One of the key limiting factors threatening food security – as well as political and social stability – was water, he warrned.
Massive food shortages
In his speech, ‘Water – the linchpin of food security’, he urged industry, government and other stakeholders to act decisively to mitigate the massive food shortages that water scarcity would cause within the next 15–20 years.
“It is anticipated that there will be up to 30% shortfalls in global cereal production by 2030 due to water scarcity,” said Bulcke. “This is a loss equivalent to the entire grain crops of India and the United States combined. Resource shortages lead to price increases and volatility.”
Unless action was taken, consumers could face price rises of 200%. “Higher prices for staple cereals are not so much of a problem for the west, or for most people in Europe. But a price increase of more than 200% will certainly be felt when you have to spend 40 to 60% of your income on food, mostly staple food.”
Securing supplies of fresh water would be vital if food companies were to continue to produce enough affordable, high quality food for the rapidly rising global population.
“There will be a further 2.3bn people on the planet by 2050, adding to existing demand for food and energy,” he said.
“It is only by working together with policymakers, civil society, agriculture and other stakeholders at local and international levels that we can develop effective, coherent and concrete action.”
More effective international leadership
Bulcke said Nestlé had acted to put water on the political agenda but urged more effective international leadership. “We would like to see more governance of governments – more of a long-term perspective. Politicians are adopting a shorter and shorter time frame. Companies like ours should take a longer perspective.”
During the panel debate after the lecture, Carl Atkin, co-founder of international agri-business management consultancy KinnAgri, backed the call for more effective leadership.
“We don’t have effective multinational strategies to tackle the challenge of water shortage,” he said. “We need better international leadership and co-ordination on water.

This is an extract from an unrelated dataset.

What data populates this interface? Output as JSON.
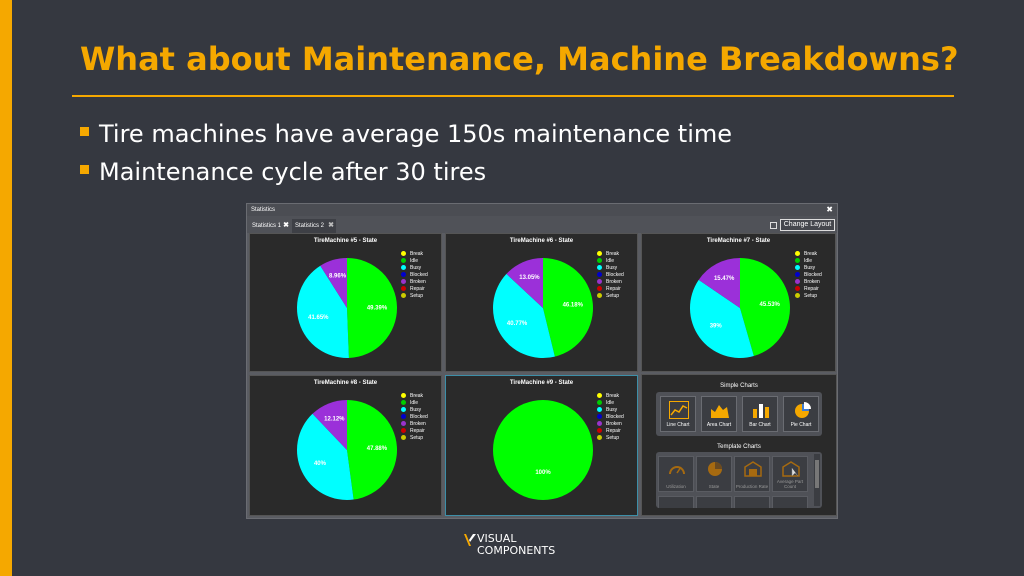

Difficult long-term decisions are often pushed into the long grass.”
Professor Tim Benton, of Leeds University and champion of the UK Global Food Security Programme, said a fundamental change of attitude was needed.
“I despair [of resolving this problem] until we can get to the point where we think; this is not our water, it is our children’s and our grandchildren’s water.”
That would mean using water wisely and not eating too much food, he added.
Neither would global warming and increased rainfall boost the supply of water, he said. “Global warming will lead to less water not more water because of water run off.”